Na ocupação urbana Carolina Maria de Jesus, formou-se o grupo de teatro Mulheres de Luta, que tem trabalhado constantemente com a diretora e atriz Cristina Tolentino. Da experiência nasceu “Todas Elas, Todas Vozes”, que ecoa a experiência feminina nas ocupações. “Falamos sobre questões feministas, com o foco na trajetória de mulheres que, na luta por moradia, passam de uma limitada vida doméstica à luta revolucionária pela dignidade humana. Isso confere um sentido libertário para suas vidas e para a comunidade a que elas pertencem”, pontua Cristina.

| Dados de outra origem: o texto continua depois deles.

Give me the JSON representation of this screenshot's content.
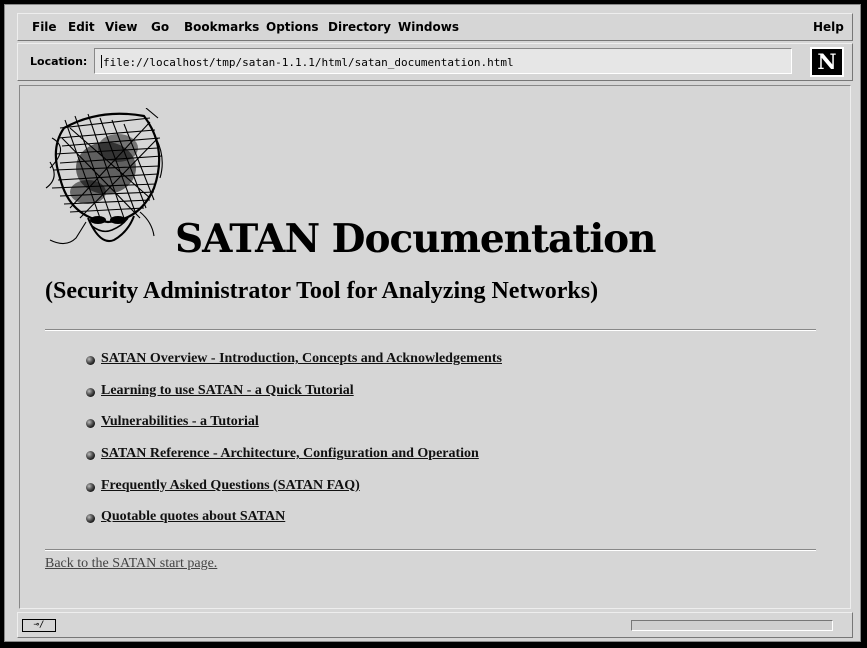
{
  "menubar": {
    "items": [
      "File",
      "Edit",
      "View",
      "Go",
      "Bookmarks",
      "Options",
      "Directory",
      "Windows"
    ],
    "help": "Help"
  },
  "location": {
    "label": "Location:",
    "url": "file://localhost/tmp/satan-1.1.1/html/satan_documentation.html"
  },
  "logo": {
    "letter": "N",
    "icon": "netscape-n-logo"
  },
  "page": {
    "title": "SATAN Documentation",
    "subtitle": "(Security Administrator Tool for Analyzing Networks)",
    "links": [
      "SATAN Overview - Introduction, Concepts and Acknowledgements",
      "Learning to use SATAN - a Quick Tutorial",
      "Vulnerabilities - a Tutorial",
      "SATAN Reference - Architecture, Configuration and Operation",
      "Frequently Asked Questions (SATAN FAQ)",
      "Quotable quotes about SATAN"
    ],
    "back_link": "Back to the SATAN start page."
  },
  "status": {
    "security_icon": "broken-key-icon",
    "progress": 0
  },
  "colors": {
    "chrome": "#d6d6d6",
    "frame": "#000000"
  }
}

A experiência com as mulheres tem se frutificado em diversas frentes. As mais interessantes delas, talvez, sejam a circulação do trabalho – tendo passado pelo festival de cenas curtas do Galpão Cine Horto e também por outras ocupações – e o desejo de continuar fazendo teatro para trazer à tona as questões dessas vozes. “O teatro trouxe vida para elas. Nenhuma delas jamais tinha ido a um show, ao teatro. É o poder da voz que elas têm e não conheciam”, destaca Cristina.

“Antes de morar em uma ocupação, eu não sabia dos meus direitos, os direitos das mulheres. Via muitas injustiças e não sabia como lidar. Agora eu sei que sou forte e que nós, mulheres, juntas, podemos muito. Estou na luta, sou mulher. Posso ser o que eu quiser”, destaca Emanuelle de Oliveira, uma das atrizes do grupo.

Após nove meses no prédio do Sistel (na esquina de avenida Afonso Pena com rua Rio Grande do Norte), a ocupação foi remanejada pacificamente para um hotel abandonado, também no centro. Por lá, as famílias devem ficar por até três anos, prazo para a construção de casas populares, em dois terrenos do Estado, no Barreiro.

 

Intercâmbio entre as ocupações

Com cinco anos de vida, o Espaço Comum Luiz Estrela – ocupação que fica na rua Manaus, no bairro Santa Efigênia – vai desdobrando suas atividades. Atualmente, além do grupo de teatro, o espaço abriga a Feirinha Estelar, o bloco de Carnaval Blocomum e um núcleo de restauro e memória que tem aulas abertas a quem se interessar. Para Joviano Mayer, um dos integrantes do grupo de teatro, o fato de o Espaço Comum ser uma ocupação influencia diretamente as escolhas estéticas da trupe. “Implica uma postura política ante a realidade, um discurso crítico e uma prática alinhada com a perspectiva dos movimentos sociais. A Trupe Estrela, por exemplo, desde o princípio se firmou como um grupo de teatro político de rua, cujas dramaturgias são atravessadas pelo tema antimanicomial, feminismo, questão racial, pauta LGBTI, artivismo, resistência contra os retrocessos sociais”, relata Mayer.

Um dos trabalhos da Trupe Estrela, “Assembleia Comum”, esteve presente na programação do Festival Internacional de Teatro (FIT), em 2018. A experiência do FIT foi ainda mais potente porque a trupe se apresentou em duas ocupações: Dandara e Vitória. Apresentar essa obra nesses espaços urbanos periféricos significa ampliar o debate político para os territórios insurgentes sob outras formas e estéticas, furar a bolha para dialogar com o povo, de modo horizontal, dentro de uma perspectiva problematizadora e não doutrinadora como ainda é frequente na esquerda tradicional”, pondera o ator.